Liebe Schwestern und Brüder, wer ist denn die Kirche? Sie sind das. Aus Ihren Reihen haben die Täter sich die ausgesucht, die sie missbraucht haben. Und Sie müssen sich nun als Glaubende in diesem Sumpf von medial aufbereiteten Hiobsbotschaften zurechtfinden, Sie müssen Ihren Glauben nun heil durch diese notwendige Zeit der Aufklärung und Aufarbeitung bringen und dabei versuchen, Ihre Treue zu Ihrer Taufe und Ihr Vertrauen auf Gott zu bewahren – und auch Ihre Treue zur Kirche, zumindest zu einer Kirche, wie sie sein sollte.
Sie haben wahrlich genug an Buße für das Katholischsein zu tragen in dieser Zeit, was vermutlich schwerer wiegt als ein Aschenkreuz. Wenn ich es dürfte, würde ich Sie am liebsten in diesem Jahr von allem Fasten und Büßen in der Fastenzeit dispensieren. Es gibt genug Kirchenvertreter, die es nötiger hätten und die Gott und das ganze Kirchenvolk um Verzeihung bitten müssten – und von denen etliche am liebsten einfach Fallen gegen die Wühlmäuse aufstellen würden und das zumindest verbal auch immer wieder tun.
Fragen Sie!
Was auch immer Sie tun in dieser Fastenzeit und darüber hinaus: Fragen Sie. Fragen Sie so viel, bis Sie Ihren Glauben verstanden haben und ihn gereinigt haben von den Überresten schädlicher Gottes- und Kirchenbilder, die wir alle noch in uns tragen und für die der Glaube immer anfällig sein wird. Fragen Sie, was das Geheimnis Gottes ist und was es für Ihr Leben bedeutet. Fragen Sie die Kirche, ob es ihr um genau dieses Geheimnis Gottes geht oder darum, dass niemand hinter ihre eigenen dunklen Geheimnisse kommt. Fragen Sie, warum selbst der Papst im Missbrauchsskandal eine gottgewollte Reinigung der Kirche sieht, als wäre es nicht ohne solche „göttliche Pädagogik“ (Theresia Kamp) schon schlimm genug. Fragen Sie, warum eine gegenseitig anerkannte Taufe nicht ausreicht für eine weitergehende Sakramentengemeinschaft. Fragen Sie, warum die Kirche jahrhundertelang verkündet hat, ungetauft verstorbene Kinder kämen nicht in den Himmel, und kein Wort der Reue darüber verlauten ließ, als diese angebliche Glaubenswahrheit sang und klanglos beerdigt wurde. Fragen Sie, warum Tradition und Lehren aus völlig anderen Zeit- und Erkenntniszusammenhängen für Sie heute eine Bedeutung haben sollen. Fragen Sie, warum kirchliche Verlautbarungen immer noch mit biblischen Versatzstücken arbeiten, die nach exegetischem Befund keine Antwort geben können auf spezielle Fragen der heutigen Zeit. Fragen Sie, warum die Kirche jahrhundertelang in die Schlafzimmer mündiger Christen hineinregiert hat und es zum Teil immer noch tut. Fragen Sie, warum es einen Zölibat geben muss. Fragen Sie, warum das Geschlecht darüber entscheidet, ob ein Mensch Priester werden kann oder nicht. Fragen Sie, warum so ein Eiertanz aufgeführt wird rund um alles zum Thema der sexuellen Orientierung.

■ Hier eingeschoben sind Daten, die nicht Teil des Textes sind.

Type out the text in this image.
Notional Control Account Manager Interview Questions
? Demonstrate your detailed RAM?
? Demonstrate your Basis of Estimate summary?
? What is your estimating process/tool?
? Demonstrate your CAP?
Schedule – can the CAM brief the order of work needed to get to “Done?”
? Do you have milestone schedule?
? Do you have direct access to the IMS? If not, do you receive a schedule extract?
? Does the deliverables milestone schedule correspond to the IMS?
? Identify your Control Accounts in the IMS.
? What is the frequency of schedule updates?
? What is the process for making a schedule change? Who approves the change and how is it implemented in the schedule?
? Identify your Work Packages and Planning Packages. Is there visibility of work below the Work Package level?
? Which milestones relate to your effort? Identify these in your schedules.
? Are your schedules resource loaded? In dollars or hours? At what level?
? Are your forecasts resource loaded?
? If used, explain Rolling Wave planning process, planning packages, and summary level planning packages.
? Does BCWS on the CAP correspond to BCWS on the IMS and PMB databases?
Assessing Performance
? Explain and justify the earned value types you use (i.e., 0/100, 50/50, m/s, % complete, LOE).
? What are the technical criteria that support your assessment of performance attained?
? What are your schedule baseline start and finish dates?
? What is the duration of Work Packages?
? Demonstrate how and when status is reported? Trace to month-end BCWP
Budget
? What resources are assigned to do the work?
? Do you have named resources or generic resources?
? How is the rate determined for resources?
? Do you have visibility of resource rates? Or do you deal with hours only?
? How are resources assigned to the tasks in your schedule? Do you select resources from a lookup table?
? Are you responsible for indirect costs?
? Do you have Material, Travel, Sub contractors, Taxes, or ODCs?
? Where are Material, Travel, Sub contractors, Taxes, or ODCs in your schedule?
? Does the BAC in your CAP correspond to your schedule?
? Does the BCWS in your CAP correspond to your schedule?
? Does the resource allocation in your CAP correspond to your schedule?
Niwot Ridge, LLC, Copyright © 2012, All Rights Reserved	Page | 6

Fragen Sie, was von alledem wirklich dazu dient, das Geheimnis eines Gottes, der die Liebe ist, in dieser Welt zum Klingen zu bringen und diese Welt heiler zu machen. Fragen Sie so lange, bis das Geheimnis Gottes sich von Ihnen persönlich packen lässt, wenigstens am Rockzipfel, und Ihr Leben hell macht und Sie auch verstehen, warum es eine Kirche sogar geben muss, damit das Geheimnis Gottes in dieser Welt einen Klangraum bekommt.
Liebevolle Antworten
Es gibt eine lange Liste von Antworten über das Dasein und das Leben der Kirche, die liebevoll ausfallen. Die jenseits von den aktuellen Krisen und Streitfragen von der Geschichte Gottes mit den Menschen in der Gemeinschaft und durch die Gemeinschaft der Kirche erzählen. Sie alle werden solche Antworten selber geben können, sonst wären wir alle heute nicht hier. In vielen Fällen in ihrer Geschichte stand und steht die Kirche auf und an der Seite von Opfern ganz verschiedener Zusammenhänge, in Treue zu der Erinnerung an und in Treue zum Dank für die Rettung Israels, die eben auch in ihrer DNA steckt.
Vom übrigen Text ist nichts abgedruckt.